Comparando a velocidade da vacinação no Brasil com a de outros países, Casaca avalia que o País fica para trás na comparação do porcentual da população vacinada. "Em termos de imunização absoluta, o Brasil está abaixo de países como EUA, Reino Unido e Índia, mas acima de referências como Israel", analisa. Por outro lado, quando analisamos os dados relativos ao percentual da população imunizada em cada país, os números do Brasil são ainda bastante tímidos e preocupantes. No cenário de cobertura vacinal da população, o Brasil é um dos últimos nessa corrida", avalia.

Para recuperar esse terreno, Domingos Alves, professor da Faculdade de Medicina de Ribeirão Preto da USP, avalia que as próximas semanas devem ser focadas em estabelecer acordos relevantes para aquisição de vacinas. "A gente precisa conseguir maior número de doses. Não é 1 milhão ou 2 milhões aqui. Precisamos de acordos grandes com empresas que possam produzi-las ainda no primeiro semestre. Não tivemos vontade política para fazer acordos no momento certo. Não temos perspectiva real de controle para a doença para oferecer à população, perspectiva que pode ser vista em outros países que já estão se vacinando", diz o especialista.

Diante da escassez de vacinas e do aumento de casos e mortes por covid-19, prefeitos e governadores estão adotando medidas mais restritivas de circulação para conter aglomerações e a disseminação do vírus.

Atualmente, quatro estados adotam o toque de recolher (Bahia, Ceará, Mato Grosso do Sul e Paraná). O Estado de São Paulo vai adotar a medida a partir desta sexta-feira até o dia 14 de março. Segundo o governo estadual, a medida terá como foco a autuação de pessoas que promovam aglomerações, especialmente as de maior porte, com mais de 100 pessoas. Dentro do Estado, municípios como São Bernardo, também adotaram a restrição.
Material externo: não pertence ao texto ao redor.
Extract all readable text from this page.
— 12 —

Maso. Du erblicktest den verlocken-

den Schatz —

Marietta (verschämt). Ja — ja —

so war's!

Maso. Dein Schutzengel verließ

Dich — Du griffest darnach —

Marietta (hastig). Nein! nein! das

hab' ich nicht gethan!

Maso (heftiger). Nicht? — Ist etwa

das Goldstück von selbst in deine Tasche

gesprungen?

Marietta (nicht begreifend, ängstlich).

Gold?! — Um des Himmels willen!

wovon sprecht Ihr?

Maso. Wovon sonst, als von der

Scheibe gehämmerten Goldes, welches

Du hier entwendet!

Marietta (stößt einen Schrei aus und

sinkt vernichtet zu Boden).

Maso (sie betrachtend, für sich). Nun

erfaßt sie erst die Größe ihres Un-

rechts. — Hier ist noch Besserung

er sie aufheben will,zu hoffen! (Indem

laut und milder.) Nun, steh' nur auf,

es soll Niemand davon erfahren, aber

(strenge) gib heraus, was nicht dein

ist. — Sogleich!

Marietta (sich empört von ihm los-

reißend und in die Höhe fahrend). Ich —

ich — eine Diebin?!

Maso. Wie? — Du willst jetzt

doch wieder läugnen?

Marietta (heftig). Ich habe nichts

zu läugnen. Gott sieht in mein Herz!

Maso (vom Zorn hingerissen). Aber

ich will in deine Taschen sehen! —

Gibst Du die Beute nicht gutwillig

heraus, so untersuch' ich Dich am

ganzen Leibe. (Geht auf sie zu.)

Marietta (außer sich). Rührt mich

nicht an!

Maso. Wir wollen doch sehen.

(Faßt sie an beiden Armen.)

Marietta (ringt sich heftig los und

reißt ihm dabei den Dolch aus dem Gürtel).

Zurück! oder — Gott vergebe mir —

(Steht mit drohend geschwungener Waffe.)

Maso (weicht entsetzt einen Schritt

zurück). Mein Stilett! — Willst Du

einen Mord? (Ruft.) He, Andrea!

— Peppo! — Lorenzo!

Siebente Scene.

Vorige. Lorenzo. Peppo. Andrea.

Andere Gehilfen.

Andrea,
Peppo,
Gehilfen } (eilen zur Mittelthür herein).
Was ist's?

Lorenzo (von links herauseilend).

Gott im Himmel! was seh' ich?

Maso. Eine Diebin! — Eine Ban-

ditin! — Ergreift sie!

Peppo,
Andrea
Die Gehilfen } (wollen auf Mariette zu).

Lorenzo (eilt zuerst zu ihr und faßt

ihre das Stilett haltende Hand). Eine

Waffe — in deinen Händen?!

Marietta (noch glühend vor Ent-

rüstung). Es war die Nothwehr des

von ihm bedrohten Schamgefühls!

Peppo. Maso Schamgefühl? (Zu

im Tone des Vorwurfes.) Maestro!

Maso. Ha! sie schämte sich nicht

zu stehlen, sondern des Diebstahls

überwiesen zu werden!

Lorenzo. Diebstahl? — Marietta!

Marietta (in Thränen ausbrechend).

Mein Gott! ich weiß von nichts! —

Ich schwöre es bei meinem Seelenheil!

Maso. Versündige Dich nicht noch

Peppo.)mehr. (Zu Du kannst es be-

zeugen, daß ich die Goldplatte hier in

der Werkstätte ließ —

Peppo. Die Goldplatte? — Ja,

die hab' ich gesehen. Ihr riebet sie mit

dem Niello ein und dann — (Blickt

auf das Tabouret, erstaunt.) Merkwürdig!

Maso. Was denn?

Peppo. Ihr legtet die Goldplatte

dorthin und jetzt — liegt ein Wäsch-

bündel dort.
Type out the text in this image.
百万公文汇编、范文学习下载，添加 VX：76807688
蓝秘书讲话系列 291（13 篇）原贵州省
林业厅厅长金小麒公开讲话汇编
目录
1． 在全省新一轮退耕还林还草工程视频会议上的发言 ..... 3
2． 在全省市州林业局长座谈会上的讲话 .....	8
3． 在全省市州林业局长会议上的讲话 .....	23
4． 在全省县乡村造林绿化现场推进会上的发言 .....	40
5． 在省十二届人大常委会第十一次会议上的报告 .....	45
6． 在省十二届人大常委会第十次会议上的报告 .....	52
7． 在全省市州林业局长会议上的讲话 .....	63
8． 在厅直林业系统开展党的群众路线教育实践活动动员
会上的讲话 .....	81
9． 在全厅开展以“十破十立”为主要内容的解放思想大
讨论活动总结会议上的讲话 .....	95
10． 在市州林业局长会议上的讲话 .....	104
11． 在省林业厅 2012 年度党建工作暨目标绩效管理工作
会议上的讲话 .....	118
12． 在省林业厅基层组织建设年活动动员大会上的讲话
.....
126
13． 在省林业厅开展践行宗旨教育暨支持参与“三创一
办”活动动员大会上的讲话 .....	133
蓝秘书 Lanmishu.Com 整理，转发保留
Outras cidades foram além. Depois de registrar cinco mortes pela covid-19 na sexta-feira, 19, em mais um dia de UTIs lotadas, a prefeitura de Araraquara (SP) decidiu decretar lockdown total. Devem permanecer fechados bancos, indústrias, supermercados, postos de combustíveis e todo comércio, além dos serviços públicos não essenciais.

Com isso, cidadãos e veículos estão proibidos de circular pelas ruas, exceto em casos de emergência. Nesta terça-feira, a medida foi prorrogada por mais 78 horas. O município também pediu ajuda ao Exército no combate à covid-19. Uma equipe do 13º Regimento de Cavalaria Mecanizada (13º RCMec), sediado em Pirassununga, circula pelas ruas da cidade para fiscalizar o cumprimento do bloqueio.

Os especialistas concordam com as medidas de restrição. "Se a gente não tomar decisões duras ainda no mês de fevereiro, teremos um péssimo mês de março", diz Carlos Lula, presidente do Conass. "É preciso pensar nas restrições no contexto de uma circulação maior das variantes do vírus", afirma Julio Croda, médico infectologista, pesquisador da Fiocruz e ex-diretor do Departamento de Imunizações e Doenças Transmissíveis do Ministério da Saúde.